The IEDB search revealed that for 8 out of the 14 ICS peptides, entries with positive results were found for HLA binding and T cell assays that validated most of the binding predictions. More precisely, out of 51 EpiMatrix binding predictions performed for the 8 peptides collectively and for which corresponding empirical data was found on IEDB, 39 predictions have been validated as true positive (TP) or true negative (TN). Twelve of those predictions, however, were contradicted by the IEDB results. Before labeling these predictions as false positives (FP), it is suggested that further empirical testing be performed to confirm or refute the EpiMatrix predictions; especially considering that for most of the 12 predictions the contradicting results come from a single corresponding source. As an example of how the validations were performed, lists the validation results for the ICS peptide NS31246–1265 (SQGYKVLVLNPSVAATLGFG). For each HLA binding or T cell assay entry found on IEDB for the ICS peptide, lists the sequence of the peptide that was actually tested or to which the response was attributed, the references that mentioned testing that peptide, and whether the HLA restrictions that tested positive or negative for peptide binding confirm or refute the EpiMatrix predictions for each of the 8 analyzed HLA class II alleles.

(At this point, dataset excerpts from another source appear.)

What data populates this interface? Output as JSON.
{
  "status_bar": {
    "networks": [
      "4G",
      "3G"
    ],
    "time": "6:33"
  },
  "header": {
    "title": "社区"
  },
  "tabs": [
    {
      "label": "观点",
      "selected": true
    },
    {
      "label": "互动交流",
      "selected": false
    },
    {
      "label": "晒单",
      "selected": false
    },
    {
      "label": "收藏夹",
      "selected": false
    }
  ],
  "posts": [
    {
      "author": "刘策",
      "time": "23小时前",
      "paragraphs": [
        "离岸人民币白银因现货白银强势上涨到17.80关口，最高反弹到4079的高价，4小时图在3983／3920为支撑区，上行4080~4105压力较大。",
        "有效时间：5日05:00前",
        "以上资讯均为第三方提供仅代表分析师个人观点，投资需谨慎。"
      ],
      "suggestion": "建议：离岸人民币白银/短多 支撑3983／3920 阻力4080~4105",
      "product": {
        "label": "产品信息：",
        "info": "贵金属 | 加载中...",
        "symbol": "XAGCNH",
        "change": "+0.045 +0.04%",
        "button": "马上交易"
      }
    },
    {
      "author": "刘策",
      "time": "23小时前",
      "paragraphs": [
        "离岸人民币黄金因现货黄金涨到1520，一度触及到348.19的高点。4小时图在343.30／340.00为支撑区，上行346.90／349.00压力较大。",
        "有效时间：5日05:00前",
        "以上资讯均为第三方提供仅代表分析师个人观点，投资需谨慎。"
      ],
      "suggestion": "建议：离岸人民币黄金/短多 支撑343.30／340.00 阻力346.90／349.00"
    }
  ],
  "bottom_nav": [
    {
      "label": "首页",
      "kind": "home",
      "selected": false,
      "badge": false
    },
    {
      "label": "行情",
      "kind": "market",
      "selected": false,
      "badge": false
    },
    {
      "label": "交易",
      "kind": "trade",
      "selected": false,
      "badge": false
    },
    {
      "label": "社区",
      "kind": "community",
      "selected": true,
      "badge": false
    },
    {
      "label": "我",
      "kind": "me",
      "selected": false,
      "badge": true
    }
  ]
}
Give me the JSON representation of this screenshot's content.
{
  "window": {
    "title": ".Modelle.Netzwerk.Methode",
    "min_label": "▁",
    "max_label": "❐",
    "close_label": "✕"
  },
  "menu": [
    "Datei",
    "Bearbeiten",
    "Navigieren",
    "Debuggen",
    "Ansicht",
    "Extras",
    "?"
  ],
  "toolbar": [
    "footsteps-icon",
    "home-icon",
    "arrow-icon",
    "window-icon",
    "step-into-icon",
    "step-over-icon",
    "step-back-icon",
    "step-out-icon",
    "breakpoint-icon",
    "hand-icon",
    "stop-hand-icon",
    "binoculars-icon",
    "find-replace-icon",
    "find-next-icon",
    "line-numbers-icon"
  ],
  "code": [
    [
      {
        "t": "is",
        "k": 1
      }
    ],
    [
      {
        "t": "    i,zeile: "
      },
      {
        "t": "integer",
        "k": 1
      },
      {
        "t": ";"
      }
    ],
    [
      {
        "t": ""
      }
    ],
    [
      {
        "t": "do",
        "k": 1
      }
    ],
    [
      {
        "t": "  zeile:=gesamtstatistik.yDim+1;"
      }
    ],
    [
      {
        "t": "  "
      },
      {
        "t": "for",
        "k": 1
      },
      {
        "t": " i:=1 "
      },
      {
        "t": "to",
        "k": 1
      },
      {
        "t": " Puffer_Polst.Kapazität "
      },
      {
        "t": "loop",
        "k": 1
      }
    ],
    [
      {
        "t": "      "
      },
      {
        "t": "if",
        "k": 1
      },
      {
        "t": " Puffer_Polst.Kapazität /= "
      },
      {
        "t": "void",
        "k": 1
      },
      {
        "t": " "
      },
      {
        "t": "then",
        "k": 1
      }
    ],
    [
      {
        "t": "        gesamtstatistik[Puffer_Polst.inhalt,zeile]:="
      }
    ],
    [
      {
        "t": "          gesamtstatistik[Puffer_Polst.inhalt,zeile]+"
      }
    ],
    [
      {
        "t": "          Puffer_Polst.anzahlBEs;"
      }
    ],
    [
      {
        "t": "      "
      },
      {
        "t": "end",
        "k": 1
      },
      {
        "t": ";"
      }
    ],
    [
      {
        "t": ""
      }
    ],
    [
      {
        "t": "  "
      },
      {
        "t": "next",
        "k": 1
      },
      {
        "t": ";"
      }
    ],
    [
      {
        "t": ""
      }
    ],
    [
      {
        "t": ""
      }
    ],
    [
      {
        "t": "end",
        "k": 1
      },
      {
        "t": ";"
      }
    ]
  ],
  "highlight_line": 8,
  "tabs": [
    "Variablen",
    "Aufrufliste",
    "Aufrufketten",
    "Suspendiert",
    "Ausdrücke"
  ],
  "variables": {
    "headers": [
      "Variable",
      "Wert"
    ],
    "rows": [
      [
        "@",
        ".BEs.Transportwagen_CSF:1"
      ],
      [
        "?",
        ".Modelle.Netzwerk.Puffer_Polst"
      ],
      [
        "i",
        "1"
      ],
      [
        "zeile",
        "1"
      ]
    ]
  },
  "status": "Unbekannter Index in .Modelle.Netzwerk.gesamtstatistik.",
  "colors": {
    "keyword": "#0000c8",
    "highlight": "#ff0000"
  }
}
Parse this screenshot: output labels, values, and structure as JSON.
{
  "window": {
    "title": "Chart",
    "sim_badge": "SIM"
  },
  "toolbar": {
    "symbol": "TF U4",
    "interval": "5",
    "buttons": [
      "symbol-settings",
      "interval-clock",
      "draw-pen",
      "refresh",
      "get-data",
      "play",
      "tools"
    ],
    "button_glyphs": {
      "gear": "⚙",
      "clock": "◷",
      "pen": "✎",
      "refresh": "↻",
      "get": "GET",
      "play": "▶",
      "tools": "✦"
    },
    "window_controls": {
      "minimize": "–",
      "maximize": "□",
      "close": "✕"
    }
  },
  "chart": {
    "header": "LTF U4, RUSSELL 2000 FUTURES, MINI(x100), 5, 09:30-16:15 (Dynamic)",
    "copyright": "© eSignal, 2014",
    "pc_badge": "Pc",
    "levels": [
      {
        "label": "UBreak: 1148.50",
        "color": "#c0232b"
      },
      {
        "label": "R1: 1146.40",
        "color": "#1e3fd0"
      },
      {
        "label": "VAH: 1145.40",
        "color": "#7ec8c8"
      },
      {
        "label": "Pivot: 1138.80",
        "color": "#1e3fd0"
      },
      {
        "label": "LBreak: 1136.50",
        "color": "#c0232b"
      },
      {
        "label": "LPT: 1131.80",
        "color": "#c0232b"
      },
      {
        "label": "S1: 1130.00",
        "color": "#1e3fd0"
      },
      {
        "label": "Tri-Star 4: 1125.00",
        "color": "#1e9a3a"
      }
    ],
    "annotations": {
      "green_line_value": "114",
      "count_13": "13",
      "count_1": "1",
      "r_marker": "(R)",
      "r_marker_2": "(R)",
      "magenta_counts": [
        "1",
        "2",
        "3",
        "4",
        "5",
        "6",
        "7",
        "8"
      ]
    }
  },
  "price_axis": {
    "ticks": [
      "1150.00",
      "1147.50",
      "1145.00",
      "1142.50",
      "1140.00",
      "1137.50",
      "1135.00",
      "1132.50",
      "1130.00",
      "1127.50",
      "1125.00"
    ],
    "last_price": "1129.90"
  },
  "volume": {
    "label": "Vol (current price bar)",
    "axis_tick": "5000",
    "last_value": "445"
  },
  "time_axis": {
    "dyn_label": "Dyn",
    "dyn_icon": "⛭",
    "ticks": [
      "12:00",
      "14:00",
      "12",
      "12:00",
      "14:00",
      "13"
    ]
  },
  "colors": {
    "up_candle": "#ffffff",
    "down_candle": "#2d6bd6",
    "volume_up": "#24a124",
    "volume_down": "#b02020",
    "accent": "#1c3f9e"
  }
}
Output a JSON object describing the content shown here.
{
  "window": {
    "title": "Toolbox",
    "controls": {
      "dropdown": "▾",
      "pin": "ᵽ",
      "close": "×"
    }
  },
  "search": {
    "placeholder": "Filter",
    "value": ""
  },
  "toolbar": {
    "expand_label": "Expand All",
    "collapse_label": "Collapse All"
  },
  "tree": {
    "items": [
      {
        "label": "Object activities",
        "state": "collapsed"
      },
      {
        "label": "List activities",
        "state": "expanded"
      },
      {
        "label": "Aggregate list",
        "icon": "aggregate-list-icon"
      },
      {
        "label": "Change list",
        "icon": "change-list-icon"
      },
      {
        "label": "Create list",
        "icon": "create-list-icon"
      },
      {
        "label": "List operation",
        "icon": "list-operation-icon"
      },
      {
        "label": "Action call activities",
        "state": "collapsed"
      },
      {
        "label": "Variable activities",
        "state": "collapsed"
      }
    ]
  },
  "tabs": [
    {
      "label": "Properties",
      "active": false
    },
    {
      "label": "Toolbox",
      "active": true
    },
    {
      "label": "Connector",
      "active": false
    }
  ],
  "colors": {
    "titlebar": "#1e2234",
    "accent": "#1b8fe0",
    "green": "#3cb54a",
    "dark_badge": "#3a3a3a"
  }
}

Table 5. Retrospective validation of the ICS peptide NS3 (1246–1265)

It is important to note that in all the IEDB results for the 8 ICS peptides whose EpiMatrix results were mostly validated, the sequences of the peptides that were actually tested or to which the response was attributed were composed mainly of the overlapping 9-mer frames of the core sequences of the ICS peptides; which makes our retrospective validations more reliable. It is also important to note that, where the IEDB search returned results in which the test peptides were 70–99% similar to the ICS peptides, the point mutations to which the dissimilarity was attributed mainly resided in the 3 N- and C-terminal AA residues of the ICS peptides, which are not directly involved in HLA class II binding. This is true for 7 out of the 8 ICS peptides; for the remaining peptide, a point mutation was present in the empirically tested sequences that resided in the core sequence of the ICS (data not shown). For this ICS in particular, 5 out of 7 EpiMatrix binding predictions for which corresponding empirical data were found were contradicted by the IEDB results. This suggests that the mutation affected the binding specificity of the test peptides, and further demonstrates the necessity of performing further empirical analysis on the ICS sequence itself before determining the validity of the EpiMatrix predictions.

Apart from the aforementioned results of the 8 ICS peptides, the results of the IEDB search for the remaining 6 peptides returned only results for CD4+ T cell assays where the HLA restriction was not determined. However, for 5 of the 6 peptides, the T cell assay results where positive, which encourages performing assays in the future to determine the HLA restrictions responsible for the positive response.

HLA class II in vitro binding assay

As a pilot assessment of the reliability of the performed retrospective validations for selecting targets for vaccine development, we performed a pilot in vitro binding assay on the 4 HLA class II ICS peptides listed in by testing their affinity for binding to 4 purified HLA class II DR molecules, namely DRB1*01:01, DRB1*04:01, DRB1*07:01, and DRB1*15:01 in competition against biotinylated standards. The results of the assay are presented in . As expected, all ICS peptides were generally found to bind with high affinity to all 4 tested HLA class II molecules, which validates the EpiMatrix binding predictions, and confirms the results of the retrospective validation. The only exception was exhibited by the ICS peptide NS4B1769–1786 (VSGIQYLAGLSTLPGNPA), which failed to bind to the allele DRB1*07:01 in contradiction to the EpiMatrix binding prediction. Interestingly, this negative result was repeated in HLA binding assays performed in three different references as demonstrated by the results of the retrospective validation.Citation57,Citation61,Citation62 Given the negative results of the previous assays and the result of this one, it is likely that the EpiMatrix binding prediction for this peptide for the DRB1*07:01 is a false positive. This demonstrates the reliability of the performed retrospective analysis for the validation of the in silico results.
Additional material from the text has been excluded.